Blue LED light was selected in the screening experiments and an 11-day SSF was performed to analyze the influence of light on bioemulsifier production. The yield of the biomolecule was determined after the fermentation period. In addition, the EI24% was also investigated using soybean oil and kerosene as hydrophobic substrates. Significant results of increased compound production were observed from the third day for those of the tested substrates (Figure 3).
This fact may be due to the yeast adaptation process at the beginning of growth, along with the reduction in water activity in the SSF [53]. After 7 days, no great increase in EI24% was observed for kerosene (with a maximum of around 60%), but the value of EI24% observed for soybean oil was increasing until 11 days, reaching 75%. A comparable trend was observed for the BE yield, which kept increasing over time and reached its maximum on day 11 with 0.23 g/g substrate. Similar results were observed by [59], who analyzed the production of sophorolipids by Starmerella bombicola from stearic acid (C18:0) and molasses in SSF. Polyurethane foams (PUF) were used as an inert support and the maximum yield was detected at 13 days with 0.211 g of SLs per g of substrates.
In the literature, several studies report the use of lignocellulosic biomass as support to produce biosurfactants/bioemulsifiers by fungi [55,56] but not for A. pullulans. Velioglu and Urek [60] investigated the concomitant production of biosurfactant and ligninolytic enzymes (laccase, manganese peroxidase and lignin peroxidase) in SSF by different strains of Pleurotus spp. Sunflower seed husks were used as a solid substrate for support, and the results revealed that P. djamore produced the most active biosurfactant with 29.79 ± 0.5 mN/m, 35.29 ± 2.6% and 3.5 ± 0.3 cm of surface tension, emulsification index and diameter of the clear zone, respectively.
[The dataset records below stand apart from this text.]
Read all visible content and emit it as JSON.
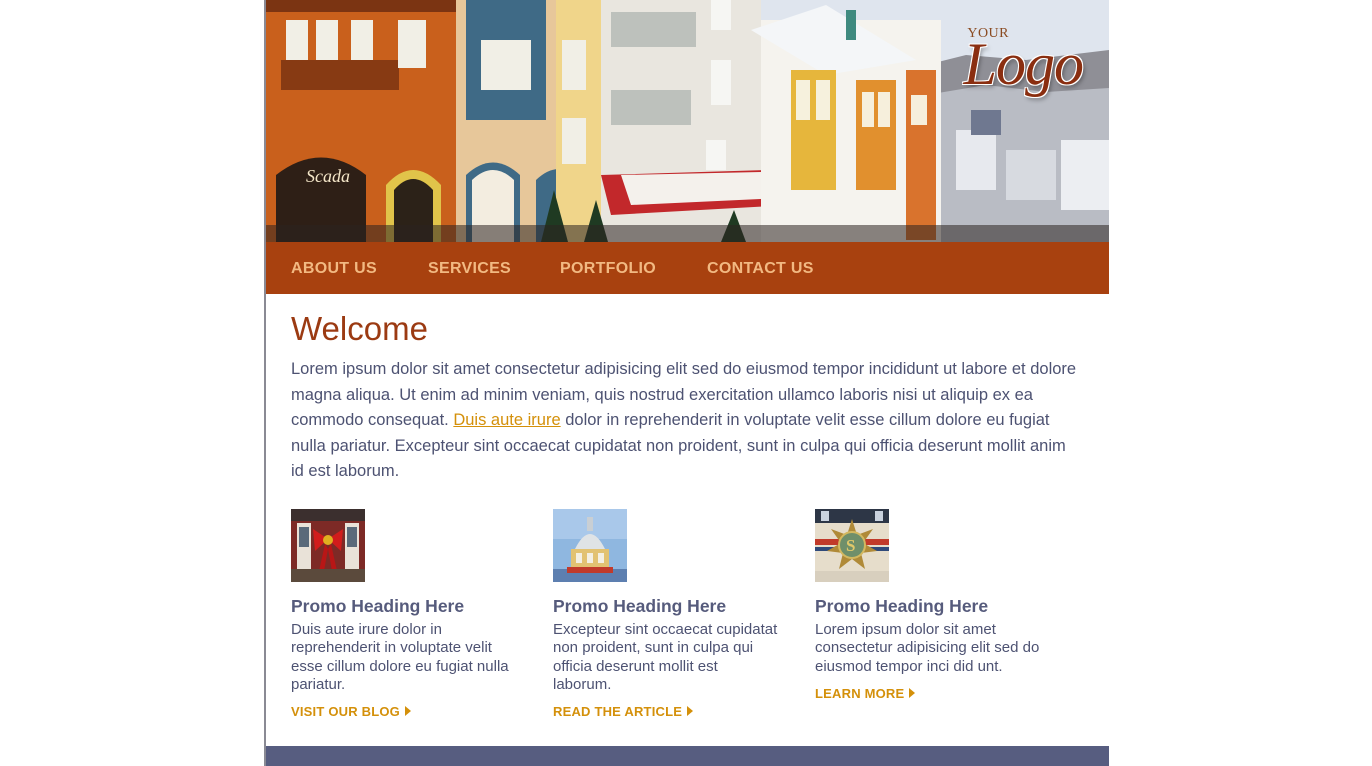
{
  "header": {
    "logo_small": "YOUR",
    "logo_main": "Logo"
  },
  "nav": {
    "items": [
      {
        "label": "ABOUT US"
      },
      {
        "label": "SERVICES"
      },
      {
        "label": "PORTFOLIO"
      },
      {
        "label": "CONTACT US"
      }
    ]
  },
  "main": {
    "title": "Welcome",
    "intro_before": "Lorem ipsum dolor sit amet consectetur adipisicing elit sed do eiusmod tempor incididunt ut labore et dolore magna aliqua. Ut enim ad minim veniam, quis nostrud exercitation ullamco laboris nisi ut aliquip ex ea commodo consequat. ",
    "intro_link": "Duis aute irure",
    "intro_after": " dolor in reprehenderit in voluptate velit esse cillum dolore eu fugiat nulla pariatur. Excepteur sint occaecat cupidatat non proident, sunt in culpa qui officia deserunt mollit anim id est laborum."
  },
  "promos": [
    {
      "heading": "Promo Heading Here",
      "text": "Duis aute irure dolor in reprehenderit in voluptate velit esse cillum dolore eu fugiat nulla pariatur.",
      "link": "VISIT OUR BLOG"
    },
    {
      "heading": "Promo Heading Here",
      "text": "Excepteur sint occaecat cupidatat non proident, sunt in culpa qui officia deserunt mollit est laborum.",
      "link": "READ THE ARTICLE"
    },
    {
      "heading": "Promo Heading Here",
      "text": "Lorem ipsum dolor sit amet consectetur adipisicing elit sed do eiusmod tempor inci did unt.",
      "link": "LEARN MORE"
    }
  ],
  "colors": {
    "nav_bg": "#a8410f",
    "nav_text": "#f2b982",
    "title": "#9b3a12",
    "body_text": "#4d5272",
    "link": "#d4900a",
    "footer_bar": "#575d80"
  }
}
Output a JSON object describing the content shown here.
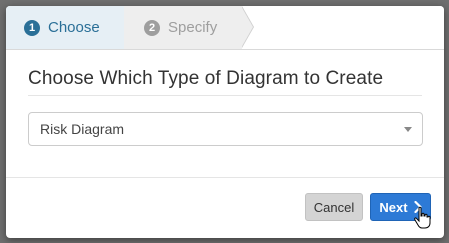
{
  "wizard": {
    "steps": [
      {
        "number": "1",
        "label": "Choose"
      },
      {
        "number": "2",
        "label": "Specify"
      }
    ]
  },
  "dialog": {
    "title": "Choose Which Type of Diagram to Create",
    "select": {
      "value": "Risk Diagram"
    }
  },
  "buttons": {
    "cancel": "Cancel",
    "next": "Next"
  },
  "colors": {
    "active_step": "#2a6f97",
    "primary_button": "#2d7ad6"
  }
}
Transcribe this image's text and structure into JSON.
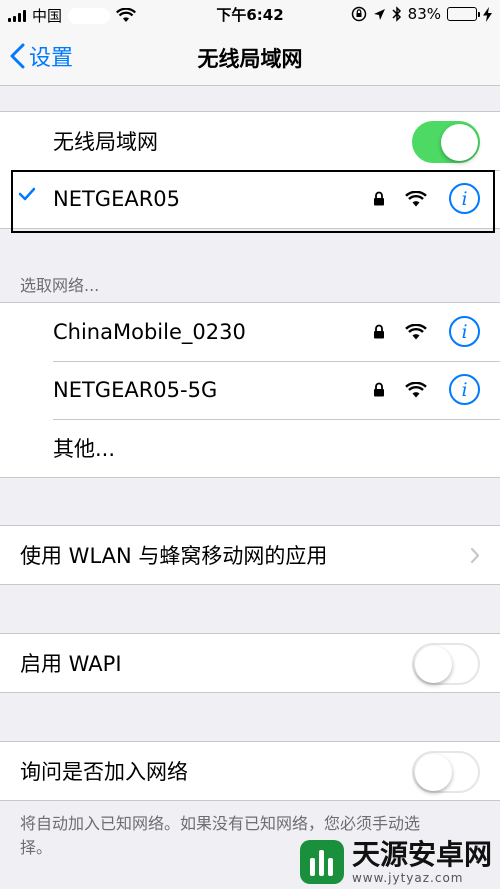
{
  "status_bar": {
    "carrier": "中国",
    "time": "下午6:42",
    "battery_percent": "83%",
    "battery_level": 0.83
  },
  "nav": {
    "back_label": "设置",
    "title": "无线局域网"
  },
  "wifi_toggle": {
    "label": "无线局域网",
    "on": true
  },
  "connected_network": {
    "name": "NETGEAR05",
    "secured": true
  },
  "section_header": "选取网络...",
  "networks": [
    {
      "name": "ChinaMobile_0230",
      "secured": true
    },
    {
      "name": "NETGEAR05-5G",
      "secured": true
    }
  ],
  "other_label": "其他...",
  "wlan_apps_label": "使用 WLAN 与蜂窝移动网的应用",
  "wapi": {
    "label": "启用 WAPI",
    "on": false
  },
  "ask_join": {
    "label": "询问是否加入网络",
    "on": false,
    "footer": "将自动加入已知网络。如果没有已知网络，您必须手动选择。"
  },
  "watermark": {
    "title": "天源安卓网",
    "url": "www.jytyaz.com"
  },
  "colors": {
    "accent": "#007aff",
    "toggle_on": "#4cd964"
  }
}
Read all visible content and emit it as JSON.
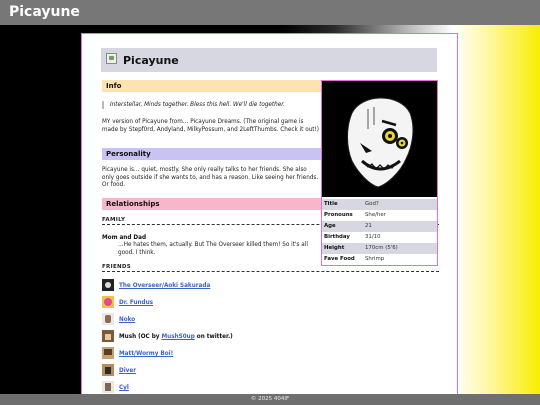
{
  "site": {
    "title": "Picayune"
  },
  "page": {
    "title": "Picayune"
  },
  "info": {
    "heading": "Info",
    "quote": "Interstellar, Minds together. Bless this hell. We'll die together.",
    "intro": "MY version of Picayune from… Picayune Dreams. (The original game is made by Stepf0rd, Andyland, MilkyPossum, and 2LeftThumbs. Check it out!)"
  },
  "personality": {
    "heading": "Personality",
    "text": "Picayune is… quiet, mostly. She only really talks to her friends. She also only goes outside if she wants to, and has a reason. Like seeing her friends. Or food."
  },
  "relationships": {
    "heading": "Relationships",
    "family_label": "FAMILY",
    "family": [
      {
        "name": "Mom and Dad",
        "text": "…He hates them, actually. But The Overseer killed them! So it's all good. I think."
      }
    ],
    "friends_label": "FRIENDS",
    "friends": [
      {
        "name": "The Overseer/Aoki Sakurada",
        "link": true
      },
      {
        "name": "Dr. Fundus",
        "link": true
      },
      {
        "name": "Noko",
        "link": true
      },
      {
        "name": "Mush (OC by ",
        "link_part": "MushS0up",
        "suffix": " on twitter.)",
        "link": false
      },
      {
        "name": "Matt/Wormy Boi!",
        "link": true
      },
      {
        "name": "Diver",
        "link": true
      },
      {
        "name": "Cyl",
        "link": true
      }
    ]
  },
  "profile": {
    "rows": [
      {
        "key": "Title",
        "value": "God?"
      },
      {
        "key": "Pronouns",
        "value": "She/her"
      },
      {
        "key": "Age",
        "value": "21"
      },
      {
        "key": "Birthday",
        "value": "31/10"
      },
      {
        "key": "Height",
        "value": "170cm (5'6)"
      },
      {
        "key": "Fave Food",
        "value": "Shrimp"
      }
    ]
  },
  "footer": {
    "text": "© 2025 404IF"
  },
  "colors": {
    "accent_border": "#e56fd2",
    "link": "#3b62c8",
    "info_bg": "#fde3b2",
    "personality_bg": "#c8c3f3",
    "relationships_bg": "#f7b6c9"
  }
}
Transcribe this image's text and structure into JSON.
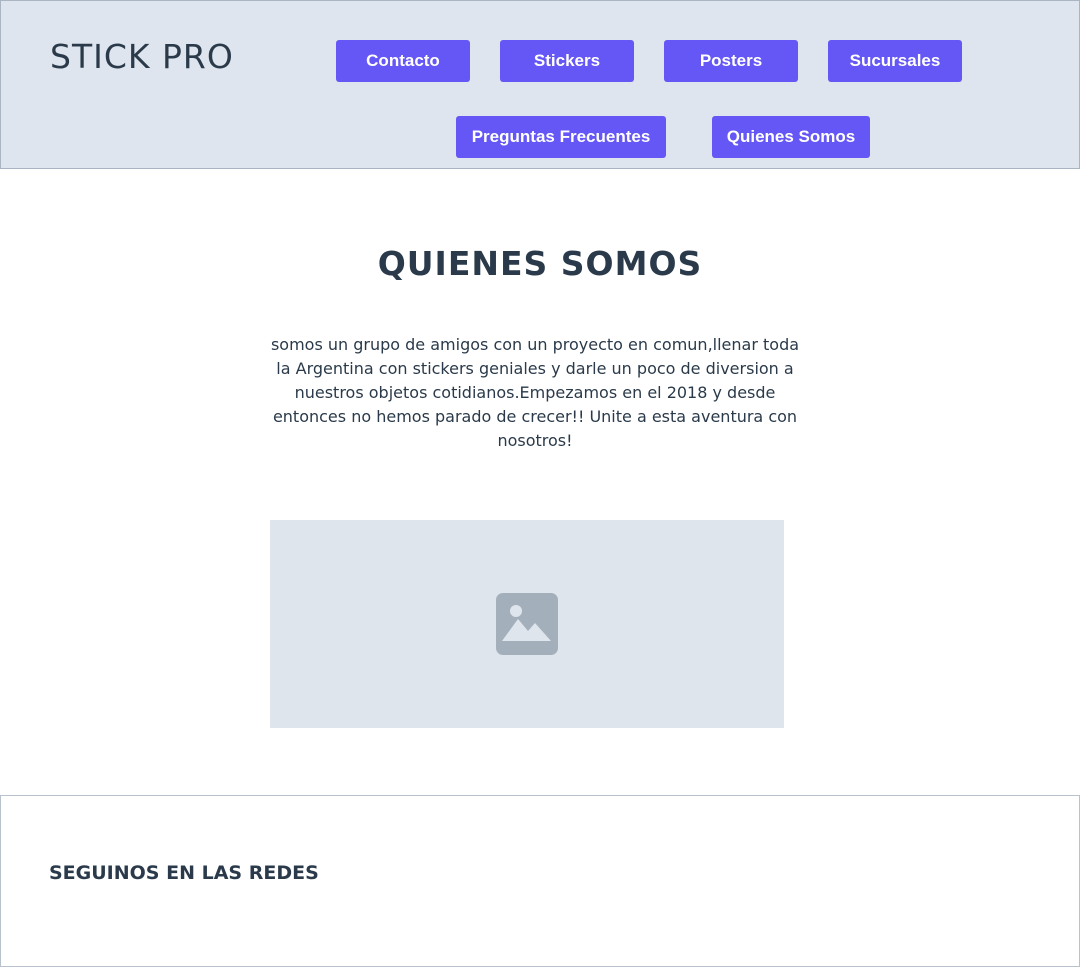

In addition, the lignin peroxidase activity was 5832.26 ± 102 UL−1. In more recent work, ref. [61] studied lignocellulosic residues and inert materials as support in SSF to produce sophorolipids from Starmerella bombicola ATCC 22214. They observed that, among lignocellulosic biomass, rice husk and wheat straw encouraged higher yields with 0.15 g and 0.20 g of SLs per g of dry matter, respectively. Interestingly, ref. [62] evaluated the liamocins production from different agricultural biomass by A. pullulans strain NRRL 62031 in submerged fermentation. The authors revealed that pretreated wheat straw allowed a significant liamocin production at lower concentrations but with melanin residue. Furthermore, maximum biomolecule production yield was observed on day 11 with 0.220 g BE per g of substrates (Figure 3). Similarly, ref. [59] reported a yield of 0.211 g sophorolipids per g of substrates from Starmerella bombicola SSF grown on polyurethane foam, which functioned as the inert support.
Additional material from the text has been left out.